Aging and stress, stress and aging—these two human conditions, when paired, can profoundly affect the quality of life. When events go awry, molecular processes take place that, over time, can lead to neurodegenerative disease. At the root of the problem is a fundamental process: protein folding. . . . When proteins misfold, they can acquire alternative proteotoxic states [proteins becoming toxic] that seed a cascade of deleterious molecular events resulting in cellular dysfunction. When these events occur in neurons, the consequences can be devastating. . . . Collectively, these observations provide support for the hypothesis that graceful aging depends on the cell’s ability to counter the effects of stress by maintaining protein folding, which in turn permits appropriate protein function.

To understand the significance of protein folding and how it can go awry (leading to a variety of inherited and age-related diseases, not just neurodegenerative ones), you have to know a few things about proteins and how they fold.

The proper folding of proteins is indispensable to life as we know it. Understanding how it occurs could shed new light on some of the basic mechanisms of life and could pave the way for a better understanding of diseases and how to treat them. By the same token, understanding how protein folding can go awry through misfolding (incorrect folding) could illuminate many aspects of life, disease, and death, showing us how better to preserve life, prevent disease, and delay death.

Recall that a genetic mutation can lead to a protein with an abnormal primary structure and probably, therefore, an abnormal tertiary structure, which could cause disease. Similarly, misfolding in a normal protein’s tertiary structure could cause disease. Here’s another analogy: just as an error in the folding of an intricate origami figure could ruin the whole thing, a misfolding error in a protein could cause disease or death.

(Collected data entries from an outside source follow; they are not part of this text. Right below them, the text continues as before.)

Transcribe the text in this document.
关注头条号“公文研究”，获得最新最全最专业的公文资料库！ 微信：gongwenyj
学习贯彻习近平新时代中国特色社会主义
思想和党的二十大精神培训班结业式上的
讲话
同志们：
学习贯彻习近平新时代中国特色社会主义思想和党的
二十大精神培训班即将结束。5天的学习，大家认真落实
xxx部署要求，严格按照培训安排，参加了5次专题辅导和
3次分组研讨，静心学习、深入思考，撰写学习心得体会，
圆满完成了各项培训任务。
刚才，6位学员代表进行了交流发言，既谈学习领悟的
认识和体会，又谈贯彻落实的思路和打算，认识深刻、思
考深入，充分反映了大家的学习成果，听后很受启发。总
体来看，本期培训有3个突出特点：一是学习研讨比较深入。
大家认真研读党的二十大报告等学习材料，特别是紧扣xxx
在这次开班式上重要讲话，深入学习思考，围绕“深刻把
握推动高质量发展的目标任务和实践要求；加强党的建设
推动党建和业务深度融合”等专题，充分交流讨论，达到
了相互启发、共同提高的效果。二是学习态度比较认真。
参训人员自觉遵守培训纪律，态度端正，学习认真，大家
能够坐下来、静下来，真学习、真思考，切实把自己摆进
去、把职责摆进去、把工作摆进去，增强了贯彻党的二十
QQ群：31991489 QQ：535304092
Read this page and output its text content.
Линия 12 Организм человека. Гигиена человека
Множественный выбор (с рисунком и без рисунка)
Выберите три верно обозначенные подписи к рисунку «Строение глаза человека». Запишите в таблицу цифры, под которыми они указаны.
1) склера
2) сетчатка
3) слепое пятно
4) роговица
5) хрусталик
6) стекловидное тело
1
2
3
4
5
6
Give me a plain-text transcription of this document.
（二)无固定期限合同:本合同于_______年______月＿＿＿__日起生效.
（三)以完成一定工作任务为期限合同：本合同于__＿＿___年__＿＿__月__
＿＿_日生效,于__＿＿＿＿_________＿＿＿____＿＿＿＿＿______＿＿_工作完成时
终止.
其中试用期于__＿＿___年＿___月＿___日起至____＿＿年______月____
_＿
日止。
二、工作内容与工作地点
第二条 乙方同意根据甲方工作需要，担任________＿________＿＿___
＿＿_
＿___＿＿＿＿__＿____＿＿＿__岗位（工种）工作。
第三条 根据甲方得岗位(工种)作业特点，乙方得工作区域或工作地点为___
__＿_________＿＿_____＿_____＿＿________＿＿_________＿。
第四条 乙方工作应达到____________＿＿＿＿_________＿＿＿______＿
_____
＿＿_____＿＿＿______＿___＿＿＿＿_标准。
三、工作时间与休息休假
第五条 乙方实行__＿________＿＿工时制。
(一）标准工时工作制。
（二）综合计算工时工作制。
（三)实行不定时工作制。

Misfolded proteins are implicated in a number of diseases, including cancer, cystic fibrosis, emphysema, chronic liver disease, hypercholesterolemia, nephrogenic diabetes insipidus, and a host of neurodegenerative diseases, such as Alzheimer’s, Parkinson’s, and Huntington’s diseases, amyotrophic lateral sclerosis (ALS, Lou Gehrig’s disease), and Creutzfeldt-Jakob disease (the human analog of bovine spongiform encephalopathy, or mad cow disease). Because these diseases are due in part to protein misfolding—a pathological change in the protein’s conformation—they are called conformational disorders.

Chaperones. In our cells, molecular chaperones (also called heat-shock proteins) are specialized proteins that have evolved to help other proteins fold properly or to help stabilize or refold proteins that have become misfolded. By repairing the damage, the chaperones allow the proteins to regain their functionality. Without this vital cellular function, life as we know it could not exist.

Complementing molecular chaperones are chemical chaperones, which are small organic molecules that serve the same functions, albeit via different mechanisms. The confusing terminology is unfortunate, as the terms “molecular” and “chemical” are obviously relevant to both classes of chaperones. (There are also pharmacological chaperones, but let’s not get into that.)

There are two major classes of chemical chaperones, one of which is called osmolytes. Virtually all organisms have osmolytes in every cell, and they depend critically on them for protection against the damage caused by protein misfolding. Although most osmolytes, such as the amino acid proline, serve this protective role, some others have the opposite effect. Urea, for example, is an osmolyte, but it’s a protein denaturant, as we saw above.

Researches suggest that the preservation of Chaperones’ functionality while we age is closely associated with age related diseases and problems.